Chez Milo Rau, art et politique vont de pair: le metteur en scène, qui présente "Antigone en Amazonie" au Festival d'Avignon (Sud de la France), voit cette pièce comme "un acte de solidarité" avec les paysans sans terre au Brésil.

Le point de départ de cette création a été une performance en Amazonie, dans l'Etat de Para (nord du Brésil), où lui et son équipe ont reconstitué en avril un massacre en 1996 de militants du Mouvement des paysans sans-terre (MST) lors d'une marche pour la réforme agraire.

"Il y a eu tout une controverse sur les réseaux sociaux au Brésil où on nous a accusés de +fake news+, alors qu'on avait reconstitué un massacre qui s'était vraiment passé", affirme à l'AFP le metteur en scène suisse, connu pour confronter le théâtre et le réel.

"Des parlementaires, des généraux dans l'armée et de l'agro-industrie ont réclamé l'interdiction de la pièce au Brésil; or à ce stade, il n'y avait pas de pièce!" fait-il remarquer.

- "Cathartique" -

Cette performance fait partie intégrante de la pièce qui a déjà tourné en Europe et qui clôt la trilogie des mythes antiques de Milo Rau, après Oreste à Mossoul -où il transpose la tragédie d'Eschyle dans le Nord irakien dévasté par la guerre et les exactions de l'Etat islamique- et Le Nouvel Evangile (créé dans un camp de réfugiés en Italie).

Celui qui a été déclaré persona non grata en Russie après la mise en scène d'une version fictive du procès du groupe contestataire et féministe Pussy Riot et choqué la Belgique en faisant participer des enfants dans une pièce sur l'affaire Dutroux, affirme qu'Antigone en Amazonie est, de toutes ses pièces, "celle qui a eu le plus d'impact".

"C'était émouvant, cathartique et un bel acte de solidarité que de montrer la souffrance de ces gens", dit-il, en référence aux paysans sans-terre.

"Si la réalité est choquante, pourquoi l'art ne devrait pas l'être ? Si on a tué des gens en Amazonie, pourquoi ne pas le montrer?", demande le directeur sortant du NTGent (à Gand, Belgique) et directeur désigné du festival de Vienne (Wiener Festwochen).

La reconstitution du massacre, qui a été filmée, ne sera visible que sur vidéo.

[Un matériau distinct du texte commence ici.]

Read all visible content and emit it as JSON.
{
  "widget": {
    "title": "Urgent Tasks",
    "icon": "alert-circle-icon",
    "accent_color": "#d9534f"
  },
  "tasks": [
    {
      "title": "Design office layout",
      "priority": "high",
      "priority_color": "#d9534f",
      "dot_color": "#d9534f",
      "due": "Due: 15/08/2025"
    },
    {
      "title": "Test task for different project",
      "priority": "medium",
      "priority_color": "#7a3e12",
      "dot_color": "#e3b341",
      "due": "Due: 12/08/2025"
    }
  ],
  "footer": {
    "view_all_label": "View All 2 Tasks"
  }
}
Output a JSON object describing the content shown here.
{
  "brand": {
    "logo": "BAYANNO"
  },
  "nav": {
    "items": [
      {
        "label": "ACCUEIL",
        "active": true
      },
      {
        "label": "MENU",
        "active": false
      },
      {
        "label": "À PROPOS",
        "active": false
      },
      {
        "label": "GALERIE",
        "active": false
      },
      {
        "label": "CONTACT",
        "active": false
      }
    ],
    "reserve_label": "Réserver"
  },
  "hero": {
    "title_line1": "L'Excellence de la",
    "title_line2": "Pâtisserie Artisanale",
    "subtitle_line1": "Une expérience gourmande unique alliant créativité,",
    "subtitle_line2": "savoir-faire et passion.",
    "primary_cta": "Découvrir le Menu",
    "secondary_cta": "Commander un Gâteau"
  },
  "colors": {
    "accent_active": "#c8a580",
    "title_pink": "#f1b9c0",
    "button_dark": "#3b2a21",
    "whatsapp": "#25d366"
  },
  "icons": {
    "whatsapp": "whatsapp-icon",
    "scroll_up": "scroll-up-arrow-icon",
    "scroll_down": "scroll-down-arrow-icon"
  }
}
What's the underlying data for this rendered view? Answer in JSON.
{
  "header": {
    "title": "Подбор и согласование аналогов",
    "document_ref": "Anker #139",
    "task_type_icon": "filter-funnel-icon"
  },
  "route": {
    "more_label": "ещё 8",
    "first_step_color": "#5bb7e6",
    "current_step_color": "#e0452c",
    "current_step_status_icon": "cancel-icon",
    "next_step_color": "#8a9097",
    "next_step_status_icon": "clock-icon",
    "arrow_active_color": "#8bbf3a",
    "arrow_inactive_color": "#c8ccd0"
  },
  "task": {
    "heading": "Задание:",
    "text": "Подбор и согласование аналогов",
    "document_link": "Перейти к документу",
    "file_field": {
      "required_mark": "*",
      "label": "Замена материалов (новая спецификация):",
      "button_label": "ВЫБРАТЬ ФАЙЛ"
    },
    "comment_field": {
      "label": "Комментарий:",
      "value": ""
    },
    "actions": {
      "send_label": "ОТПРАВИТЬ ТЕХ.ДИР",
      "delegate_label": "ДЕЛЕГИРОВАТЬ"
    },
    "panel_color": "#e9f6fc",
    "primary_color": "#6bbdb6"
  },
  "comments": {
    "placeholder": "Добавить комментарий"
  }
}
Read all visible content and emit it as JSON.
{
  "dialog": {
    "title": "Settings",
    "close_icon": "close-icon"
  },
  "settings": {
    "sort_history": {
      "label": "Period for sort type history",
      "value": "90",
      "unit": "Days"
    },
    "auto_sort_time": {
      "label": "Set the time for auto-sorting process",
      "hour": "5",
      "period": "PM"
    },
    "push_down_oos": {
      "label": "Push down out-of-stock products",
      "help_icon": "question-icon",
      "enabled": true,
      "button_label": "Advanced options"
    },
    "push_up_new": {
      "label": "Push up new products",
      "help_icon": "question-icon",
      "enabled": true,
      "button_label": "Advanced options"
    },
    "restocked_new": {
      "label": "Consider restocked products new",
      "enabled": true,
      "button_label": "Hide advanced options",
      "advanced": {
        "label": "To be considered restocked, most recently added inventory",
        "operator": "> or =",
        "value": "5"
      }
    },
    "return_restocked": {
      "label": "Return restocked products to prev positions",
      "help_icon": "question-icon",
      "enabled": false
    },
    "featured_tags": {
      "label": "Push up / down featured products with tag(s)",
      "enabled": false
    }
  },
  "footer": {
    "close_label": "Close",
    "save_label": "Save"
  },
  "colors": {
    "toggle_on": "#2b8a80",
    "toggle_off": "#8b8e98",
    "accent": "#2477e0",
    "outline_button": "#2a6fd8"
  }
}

Si l'Antigone de Sophocle dit non à son oncle Créon, l'Antigone amazonienne, elle, dit non à la destruction de la plus grande forêt tropicale de la planète.

Sur écran, la militante autochtone, Kay Sara, incarne Antigone aux côtés d'un choeur composé de survivants du massacre et de leurs familles.

Sur scène, deux acteurs de la NTGent et deux comédiens brésiliens expliquent le making of de la pièce et les enjeux éthiques derrière ce travail, tout en incarnant plusieurs personnages de la pièce de Sophocle.

Milo Rau est aussi allé plus loin en lançant un manifeste qui appelle au boycott de tous les produits des acheteurs d'Agropalma -important producteur d'huile de palme- et d'autres grands trusts agroalimentaires.

Le manifeste, baptisée "Déclaration du 13 mai", a été signé notamment par le prix Nobel Annie Ernaux et l'intellectuel Noam Chomsky.

"Nos lapins en chocolat et notre Nutella du matin sont à l'origine de violations de droits humains, d'accaparement de terres et de destruction du monde vivant", lit-on notamment dans le manifeste.

La pièce voyagera en Australie, en Asie, en Amérique du nord et sud.

Depuis sa fondation au début des années 1980, le Mouvement des paysans sans-terre lutte pour une distribution plus équitable des terres agricoles. Leurs méthodes sont parfois controversées, avec notamment des occupations de terres appartenant à l'Etat ou à des fermiers. Des militants mènent également des campagnes contre les monocultures ou pour la préservation des forêts.

C'est "une sorte d'utopie et j'espère que la pièce contribuera à mieux le faire connaître", affirme Milo Rau.